Он изумленно вскинул брови. Ясно, еще не сказали. Я улыбнулась, посоветовала получить всеобъемлющую культурологическую и историческую справку у собственного врача, и, степенно раскланявшись, удалилась.

На этот раз я дошла до казармы. И даже легла спать, как и советовал Ремо, вот только сделать это стоило до похода в амбулаторию, а не после.

Вожак, значит… Вот как…

Всего десятка минут мне не хватило, маленького запаса прочности, чтобы оставить этот рой без головы. Рой без матки распадается и погибает, и есть шанс, что он выполнял ее роль.

Перед глазами проносятся застывшие кадры, и я со скрытым мазохизмом смотрю на знакомое лицо, внезапно оказавшееся так недостижимо близко. Недостижимо для оригинала… Поднялась бы у меня рука? Да, но достаточно ли быстро?…

Я проваливаюсь в сон быстрее, чем ожидала, может быть, поэтому и вижу то, чего видеть не хотела.
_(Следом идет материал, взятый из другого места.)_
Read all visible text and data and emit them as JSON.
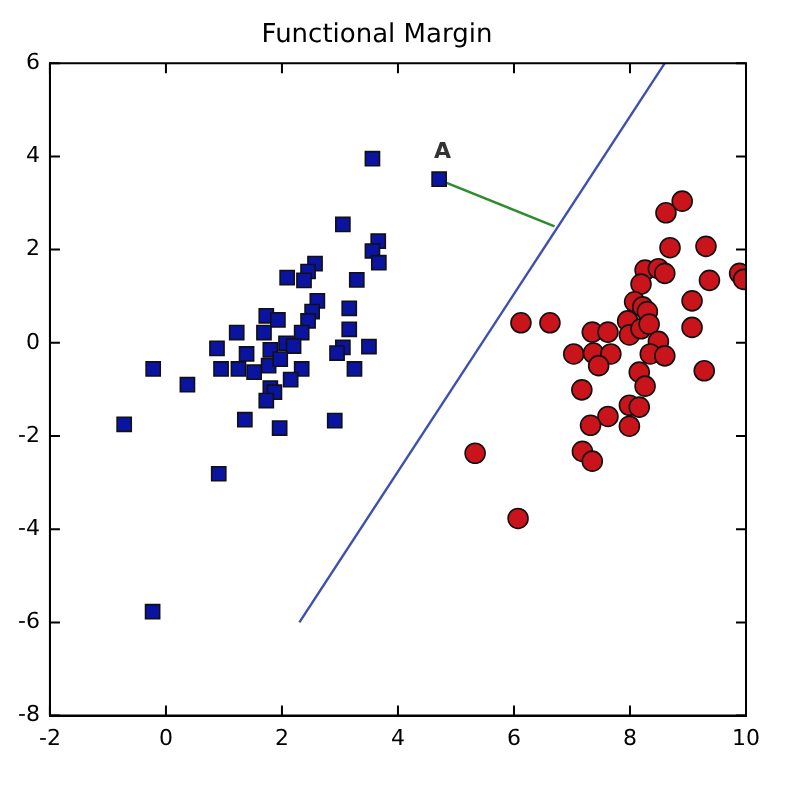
{
  "chart_data": {
    "type": "scatter",
    "title": "Functional Margin",
    "xlim": [
      -2,
      10
    ],
    "xticks": [
      -2,
      0,
      2,
      4,
      6,
      8,
      10
    ],
    "ylim": [
      -8,
      6
    ],
    "yticks": [
      -8,
      -6,
      -4,
      -2,
      0,
      2,
      4,
      6
    ],
    "grid": false,
    "legend": false,
    "annotations": [
      {
        "text": "A",
        "x": 4.7,
        "y": 3.5
      }
    ],
    "series": [
      {
        "type": "scatter",
        "marker": "square",
        "color": "#0a14a0",
        "x": [
          3.56,
          4.71,
          3.05,
          3.66,
          3.56,
          3.67,
          2.57,
          2.45,
          2.09,
          2.38,
          3.29,
          2.61,
          3.16,
          2.52,
          1.73,
          1.93,
          2.45,
          1.22,
          2.34,
          3.16,
          1.69,
          0.88,
          1.39,
          1.8,
          2.07,
          2.2,
          3.05,
          3.5,
          2.95,
          -0.22,
          0.95,
          1.25,
          1.52,
          1.77,
          1.97,
          2.34,
          3.25,
          0.37,
          2.15,
          1.8,
          1.87,
          1.73,
          -0.72,
          1.36,
          1.96,
          2.91,
          0.91,
          -0.23
        ],
        "values": [
          3.95,
          3.51,
          2.54,
          2.18,
          1.97,
          1.72,
          1.7,
          1.53,
          1.4,
          1.34,
          1.35,
          0.9,
          0.74,
          0.67,
          0.58,
          0.49,
          0.47,
          0.22,
          0.22,
          0.29,
          0.22,
          -0.12,
          -0.24,
          -0.15,
          -0.01,
          -0.07,
          -0.1,
          -0.08,
          -0.22,
          -0.56,
          -0.56,
          -0.56,
          -0.63,
          -0.49,
          -0.35,
          -0.56,
          -0.56,
          -0.9,
          -0.79,
          -0.97,
          -1.06,
          -1.24,
          -1.75,
          -1.65,
          -1.83,
          -1.67,
          -2.81,
          -5.77
        ]
      },
      {
        "type": "scatter",
        "marker": "circle",
        "color": "#c8141a",
        "x": [
          8.9,
          8.62,
          8.69,
          9.31,
          8.26,
          8.49,
          8.6,
          8.19,
          9.37,
          9.89,
          9.96,
          9.07,
          8.08,
          8.22,
          8.3,
          6.12,
          6.62,
          7.35,
          7.62,
          7.96,
          7.99,
          8.19,
          8.33,
          9.07,
          8.49,
          7.03,
          7.37,
          7.67,
          7.46,
          8.35,
          8.6,
          8.16,
          9.28,
          7.17,
          8.26,
          7.99,
          8.16,
          7.62,
          7.32,
          7.99,
          7.18,
          7.35,
          5.33,
          6.07
        ],
        "values": [
          3.04,
          2.79,
          2.04,
          2.07,
          1.56,
          1.59,
          1.49,
          1.26,
          1.34,
          1.49,
          1.36,
          0.9,
          0.88,
          0.77,
          0.67,
          0.43,
          0.43,
          0.23,
          0.23,
          0.47,
          0.17,
          0.3,
          0.4,
          0.33,
          0.03,
          -0.24,
          -0.22,
          -0.24,
          -0.49,
          -0.24,
          -0.28,
          -0.63,
          -0.6,
          -1.01,
          -0.93,
          -1.34,
          -1.38,
          -1.58,
          -1.77,
          -1.79,
          -2.33,
          -2.54,
          -2.37,
          -3.77
        ]
      },
      {
        "type": "line",
        "marker": "none",
        "color": "#3d4fb0",
        "x": [
          2.3,
          8.6
        ],
        "values": [
          -6,
          6
        ]
      },
      {
        "type": "line",
        "marker": "none",
        "color": "#2e8b2e",
        "x": [
          4.7,
          6.7
        ],
        "values": [
          3.5,
          2.5
        ]
      }
    ]
  }
}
Молодой военный в щеголевато наглаженном лазурном мундире многообещающе улыбается, отвешивая изящный поклон дочери посла. Глазами он говорит лучше, чем словами, редкими для сола темными, почти черными глазами.

По мне взгляд этих глаз скользит равнодушно.

– Моя жена. Орие.

Я молча киваю роскошной, ухоженной красавице. Опять. Опять… Боги мои, ну сколько же можно!
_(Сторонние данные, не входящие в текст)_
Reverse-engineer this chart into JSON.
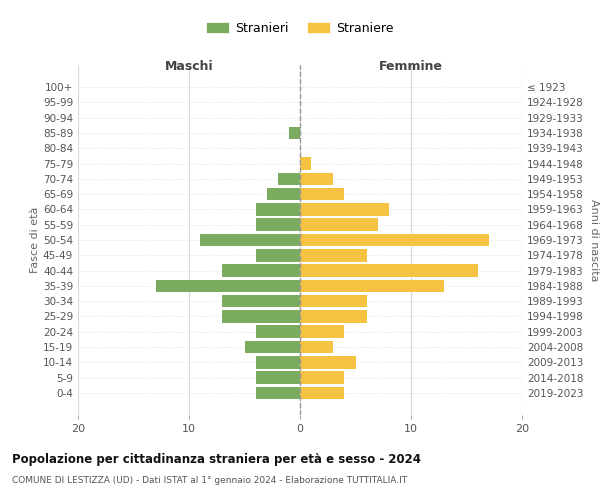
{
  "age_groups": [
    "0-4",
    "5-9",
    "10-14",
    "15-19",
    "20-24",
    "25-29",
    "30-34",
    "35-39",
    "40-44",
    "45-49",
    "50-54",
    "55-59",
    "60-64",
    "65-69",
    "70-74",
    "75-79",
    "80-84",
    "85-89",
    "90-94",
    "95-99",
    "100+"
  ],
  "birth_years": [
    "2019-2023",
    "2014-2018",
    "2009-2013",
    "2004-2008",
    "1999-2003",
    "1994-1998",
    "1989-1993",
    "1984-1988",
    "1979-1983",
    "1974-1978",
    "1969-1973",
    "1964-1968",
    "1959-1963",
    "1954-1958",
    "1949-1953",
    "1944-1948",
    "1939-1943",
    "1934-1938",
    "1929-1933",
    "1924-1928",
    "≤ 1923"
  ],
  "maschi": [
    4,
    4,
    4,
    5,
    4,
    7,
    7,
    13,
    7,
    4,
    9,
    4,
    4,
    3,
    2,
    0,
    0,
    1,
    0,
    0,
    0
  ],
  "femmine": [
    4,
    4,
    5,
    3,
    4,
    6,
    6,
    13,
    16,
    6,
    17,
    7,
    8,
    4,
    3,
    1,
    0,
    0,
    0,
    0,
    0
  ],
  "male_color": "#7aab5e",
  "female_color": "#f5c242",
  "bar_height": 0.82,
  "xlim": [
    -20,
    20
  ],
  "xlabel_left": "Maschi",
  "xlabel_right": "Femmine",
  "ylabel_left": "Fasce di età",
  "ylabel_right": "Anni di nascita",
  "legend_male": "Stranieri",
  "legend_female": "Straniere",
  "title": "Popolazione per cittadinanza straniera per età e sesso - 2024",
  "subtitle": "COMUNE DI LESTIZZA (UD) - Dati ISTAT al 1° gennaio 2024 - Elaborazione TUTTITALIA.IT",
  "bg_color": "#ffffff",
  "grid_color": "#d8d8d8",
  "xticks": [
    -20,
    -10,
    0,
    10,
    20
  ],
  "xtick_labels": [
    "20",
    "10",
    "0",
    "10",
    "20"
  ],
  "centerline_color": "#999999"
}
Попытка увести мужа в другой конец банкетного зала неожиданно легко удается. Он оборачивается всего раз, но этого хватает, чтобы все стало ясно.

Наверное, меня уже не грызет ревность. Наверное, я устала. И то, каким взглядом он провожает работницу ресторана, уже, пожалуй, не имеет особого значения.
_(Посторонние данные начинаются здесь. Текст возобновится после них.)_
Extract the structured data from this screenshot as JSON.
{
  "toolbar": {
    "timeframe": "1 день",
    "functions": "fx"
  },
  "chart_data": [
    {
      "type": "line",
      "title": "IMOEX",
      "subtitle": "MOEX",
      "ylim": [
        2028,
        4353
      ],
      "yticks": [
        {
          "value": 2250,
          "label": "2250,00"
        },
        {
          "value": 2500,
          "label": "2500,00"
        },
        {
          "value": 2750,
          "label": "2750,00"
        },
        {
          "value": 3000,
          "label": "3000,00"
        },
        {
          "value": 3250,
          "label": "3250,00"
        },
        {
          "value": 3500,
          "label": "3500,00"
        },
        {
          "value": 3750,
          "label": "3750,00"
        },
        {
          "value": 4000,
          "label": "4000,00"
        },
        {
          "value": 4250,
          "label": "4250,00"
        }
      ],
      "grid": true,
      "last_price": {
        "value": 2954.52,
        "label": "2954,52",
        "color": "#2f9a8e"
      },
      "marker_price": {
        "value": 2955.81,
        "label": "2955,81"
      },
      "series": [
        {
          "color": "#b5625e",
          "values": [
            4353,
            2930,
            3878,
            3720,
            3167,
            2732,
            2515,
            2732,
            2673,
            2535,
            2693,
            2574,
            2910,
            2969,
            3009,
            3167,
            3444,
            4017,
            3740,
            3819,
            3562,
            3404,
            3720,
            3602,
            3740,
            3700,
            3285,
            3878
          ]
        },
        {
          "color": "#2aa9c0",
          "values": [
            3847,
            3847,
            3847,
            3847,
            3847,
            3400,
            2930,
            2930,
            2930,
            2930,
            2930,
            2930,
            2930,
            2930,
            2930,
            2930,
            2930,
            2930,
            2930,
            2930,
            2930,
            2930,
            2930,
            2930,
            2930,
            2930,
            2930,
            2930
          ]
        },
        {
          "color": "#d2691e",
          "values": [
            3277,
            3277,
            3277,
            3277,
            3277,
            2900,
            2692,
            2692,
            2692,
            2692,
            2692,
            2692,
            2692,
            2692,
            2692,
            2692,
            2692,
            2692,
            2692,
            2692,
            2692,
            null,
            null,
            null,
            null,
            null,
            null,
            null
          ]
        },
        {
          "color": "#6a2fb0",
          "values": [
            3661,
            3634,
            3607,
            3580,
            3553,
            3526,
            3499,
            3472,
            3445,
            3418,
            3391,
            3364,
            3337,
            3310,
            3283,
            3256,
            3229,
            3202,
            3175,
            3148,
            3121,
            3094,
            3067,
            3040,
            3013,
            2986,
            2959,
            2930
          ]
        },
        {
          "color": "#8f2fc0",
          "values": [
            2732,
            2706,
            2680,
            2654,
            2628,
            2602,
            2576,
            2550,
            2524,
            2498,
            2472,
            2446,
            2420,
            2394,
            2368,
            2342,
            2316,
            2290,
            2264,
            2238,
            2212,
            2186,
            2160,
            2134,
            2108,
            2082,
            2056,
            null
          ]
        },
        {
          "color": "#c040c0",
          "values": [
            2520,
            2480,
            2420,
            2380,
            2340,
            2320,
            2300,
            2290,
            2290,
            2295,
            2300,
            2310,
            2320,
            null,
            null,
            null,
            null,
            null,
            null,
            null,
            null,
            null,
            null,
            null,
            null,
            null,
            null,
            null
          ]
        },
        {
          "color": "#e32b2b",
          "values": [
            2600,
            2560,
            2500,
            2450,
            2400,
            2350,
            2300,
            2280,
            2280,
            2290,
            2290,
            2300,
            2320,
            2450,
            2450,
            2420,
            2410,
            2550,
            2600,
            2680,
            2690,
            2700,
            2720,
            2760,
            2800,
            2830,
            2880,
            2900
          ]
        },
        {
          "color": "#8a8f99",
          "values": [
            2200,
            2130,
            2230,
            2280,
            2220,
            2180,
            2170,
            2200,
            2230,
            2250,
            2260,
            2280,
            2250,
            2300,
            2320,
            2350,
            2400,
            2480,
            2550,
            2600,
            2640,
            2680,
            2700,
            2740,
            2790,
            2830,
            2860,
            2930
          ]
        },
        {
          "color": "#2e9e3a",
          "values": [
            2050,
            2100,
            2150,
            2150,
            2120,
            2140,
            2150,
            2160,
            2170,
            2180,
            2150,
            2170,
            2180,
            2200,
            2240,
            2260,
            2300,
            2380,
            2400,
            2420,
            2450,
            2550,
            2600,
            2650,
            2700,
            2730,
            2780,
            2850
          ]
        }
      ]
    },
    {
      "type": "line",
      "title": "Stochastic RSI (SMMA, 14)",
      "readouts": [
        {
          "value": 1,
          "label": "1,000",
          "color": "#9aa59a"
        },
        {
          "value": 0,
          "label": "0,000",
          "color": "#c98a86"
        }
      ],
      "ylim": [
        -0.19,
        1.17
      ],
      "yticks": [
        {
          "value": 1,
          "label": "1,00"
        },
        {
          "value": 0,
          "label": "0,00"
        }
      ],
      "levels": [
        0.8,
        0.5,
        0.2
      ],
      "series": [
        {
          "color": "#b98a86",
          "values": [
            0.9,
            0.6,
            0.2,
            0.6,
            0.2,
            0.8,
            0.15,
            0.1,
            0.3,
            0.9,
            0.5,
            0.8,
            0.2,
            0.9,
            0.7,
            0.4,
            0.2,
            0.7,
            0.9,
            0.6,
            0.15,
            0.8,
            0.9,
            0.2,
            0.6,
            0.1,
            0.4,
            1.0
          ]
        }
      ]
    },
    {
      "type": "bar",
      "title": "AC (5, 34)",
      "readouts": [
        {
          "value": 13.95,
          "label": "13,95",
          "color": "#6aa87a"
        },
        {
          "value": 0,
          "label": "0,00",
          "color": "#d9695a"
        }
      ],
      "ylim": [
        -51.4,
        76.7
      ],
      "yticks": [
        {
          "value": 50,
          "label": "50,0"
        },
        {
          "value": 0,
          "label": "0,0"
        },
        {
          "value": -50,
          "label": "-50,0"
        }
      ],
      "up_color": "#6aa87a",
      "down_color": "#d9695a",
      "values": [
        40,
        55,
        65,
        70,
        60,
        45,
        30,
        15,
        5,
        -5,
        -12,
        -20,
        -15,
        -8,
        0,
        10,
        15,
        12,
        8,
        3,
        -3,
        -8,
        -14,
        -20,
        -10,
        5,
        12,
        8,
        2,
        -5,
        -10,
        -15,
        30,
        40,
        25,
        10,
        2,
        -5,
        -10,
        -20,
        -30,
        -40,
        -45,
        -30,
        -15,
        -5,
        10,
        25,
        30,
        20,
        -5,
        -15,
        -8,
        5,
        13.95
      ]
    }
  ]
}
Я смотрела на него так же, как и добрая половина женщин в этом зале – со смесью восхищения и черной зависти к той, что сможет назвать его своим. Он был высок и строен, но не был ослепительно красив, вовсе нет. У него были редкостные глаза и самые обычные, черные, волосы, остриженные слишком коротко, чтобы это казалось красивым нашему народу.

Он весь состоял из контрастов, но женщины готовы были упасть, нет, не в его объятья – к его ногам. Как готова была я.

– Советник… – я кланяюсь согласно своему статусу внезапно появившемуся из толпы мужчине.

– А, Орие!… – он добродушно улыбается и сцепляет пальцы на намечающемся животе. – Сколько времени прошло, подумать страшно… А наш сорванец вырос в весьма симпатичную барышню. Старик Морровер еще не гоняет с ружьем твоих кавалеров?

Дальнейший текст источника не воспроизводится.